A spokesman for the German finance minister declined to comment. A spokesperson for Chancellor Angela Merkel did not immediately offer a comment.
German supervisors have called for rigour on unpaid bank loans. But Italy, where the problem is larger because the government did not bail out its banks during the financial crisis, has obtained some leniency, to the dismay of some in the bloc’s core.
Supporting Donnery, rather than pushing for its own candidate, would make it easier for Germany to aim for higher profile roles due to come up in the European Union over the next year, including the heads of the European Commission and the ECB itself, the source added.
Huge levels of bad debt at Irish banks triggered a crisis which forced Dublin to take an international bailout in 2010. However, since then Irish authorities have won praise for tackling the problem.
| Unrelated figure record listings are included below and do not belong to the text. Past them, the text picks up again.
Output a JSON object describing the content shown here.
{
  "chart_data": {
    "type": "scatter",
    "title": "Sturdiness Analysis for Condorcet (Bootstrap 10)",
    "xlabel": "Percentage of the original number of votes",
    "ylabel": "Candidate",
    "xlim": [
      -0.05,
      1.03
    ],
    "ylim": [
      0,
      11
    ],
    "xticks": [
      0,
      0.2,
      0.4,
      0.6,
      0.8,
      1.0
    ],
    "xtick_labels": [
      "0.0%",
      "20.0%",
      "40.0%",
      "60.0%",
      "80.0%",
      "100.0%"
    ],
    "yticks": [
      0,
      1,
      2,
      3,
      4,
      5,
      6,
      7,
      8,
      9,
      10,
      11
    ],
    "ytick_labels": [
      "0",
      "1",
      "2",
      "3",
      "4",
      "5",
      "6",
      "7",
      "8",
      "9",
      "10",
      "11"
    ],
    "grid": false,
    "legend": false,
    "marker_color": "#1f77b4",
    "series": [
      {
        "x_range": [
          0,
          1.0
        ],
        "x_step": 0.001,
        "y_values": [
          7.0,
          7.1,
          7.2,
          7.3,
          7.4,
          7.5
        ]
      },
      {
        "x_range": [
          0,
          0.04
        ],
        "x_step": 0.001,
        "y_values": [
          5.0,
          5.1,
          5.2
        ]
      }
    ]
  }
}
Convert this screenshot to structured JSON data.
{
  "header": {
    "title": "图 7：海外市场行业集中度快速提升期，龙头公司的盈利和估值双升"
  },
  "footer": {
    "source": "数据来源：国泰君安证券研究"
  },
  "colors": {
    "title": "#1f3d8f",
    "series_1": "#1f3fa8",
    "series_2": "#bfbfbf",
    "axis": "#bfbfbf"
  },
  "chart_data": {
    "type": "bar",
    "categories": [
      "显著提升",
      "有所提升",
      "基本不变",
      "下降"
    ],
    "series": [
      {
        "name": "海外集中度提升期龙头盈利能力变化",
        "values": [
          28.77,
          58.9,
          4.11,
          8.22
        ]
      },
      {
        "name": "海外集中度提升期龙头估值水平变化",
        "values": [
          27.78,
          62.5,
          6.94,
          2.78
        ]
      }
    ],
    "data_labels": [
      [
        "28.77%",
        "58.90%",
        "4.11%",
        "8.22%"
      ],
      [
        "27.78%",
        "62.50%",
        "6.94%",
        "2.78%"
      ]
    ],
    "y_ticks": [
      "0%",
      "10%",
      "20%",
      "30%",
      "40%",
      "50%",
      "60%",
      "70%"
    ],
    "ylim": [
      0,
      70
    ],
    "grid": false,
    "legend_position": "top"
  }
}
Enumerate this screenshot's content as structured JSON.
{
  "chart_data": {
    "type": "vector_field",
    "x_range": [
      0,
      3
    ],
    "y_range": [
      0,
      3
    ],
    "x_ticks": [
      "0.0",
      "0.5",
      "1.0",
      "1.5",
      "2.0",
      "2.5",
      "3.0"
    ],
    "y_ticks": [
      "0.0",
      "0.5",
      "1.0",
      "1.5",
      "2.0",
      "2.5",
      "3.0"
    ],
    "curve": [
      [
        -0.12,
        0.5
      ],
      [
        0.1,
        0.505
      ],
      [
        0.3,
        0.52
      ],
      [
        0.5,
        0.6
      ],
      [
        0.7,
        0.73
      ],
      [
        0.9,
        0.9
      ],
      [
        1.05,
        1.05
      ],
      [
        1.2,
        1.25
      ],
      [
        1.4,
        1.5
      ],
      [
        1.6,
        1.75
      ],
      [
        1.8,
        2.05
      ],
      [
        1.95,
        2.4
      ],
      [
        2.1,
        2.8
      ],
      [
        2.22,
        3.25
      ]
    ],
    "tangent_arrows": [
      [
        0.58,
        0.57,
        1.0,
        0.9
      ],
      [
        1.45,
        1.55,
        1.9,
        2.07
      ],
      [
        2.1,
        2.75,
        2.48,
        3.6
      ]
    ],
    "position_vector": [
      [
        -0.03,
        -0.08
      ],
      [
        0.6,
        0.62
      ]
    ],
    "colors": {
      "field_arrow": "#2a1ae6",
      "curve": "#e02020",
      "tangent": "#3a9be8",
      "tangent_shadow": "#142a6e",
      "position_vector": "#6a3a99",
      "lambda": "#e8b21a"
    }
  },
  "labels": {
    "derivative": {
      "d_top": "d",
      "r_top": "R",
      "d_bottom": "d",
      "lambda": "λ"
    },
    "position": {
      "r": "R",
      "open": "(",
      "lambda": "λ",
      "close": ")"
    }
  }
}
Since 2013 - the year Donnery was first promoted to a senior position at the central bank - bad debts have fallen from 32 percent of Irish banks’ total loans to around 14 percent.
In addition to her credentials as a banking watchdog, Donnery was also seen as fitting well into the European Parliament’s push to have more women at the helm of EU institutions, the source said.
While the top SSM position is already held by a woman, a Donnery appointment would at least maintain the status quo, whereas all the other names floated so far as possible candidates are those of men.
With just 27 percent of women in management positions, the ECB has admitted it is falling short of its own gender target.
Donnery and France’s top financial markets regulator Robert Ophele are the only candidates to have made their application public so far.
Media reports have also mentioned Enria, Angeloni and former Dutch supervisor Jan Sijbrand as among potential candidates.
The head of the SSM is proposed by the ECB after a competitive application process, but the appointment is made by the heads of EU governments as part of a broader chess game to distribute top roles among countries.
According to some insiders, Donnery’s appointment would decrease the chances of Irish central bank governor Philip Lane becoming the ECB’s next chief economist when Peter Praet’s mandate expires at the end of May 2019.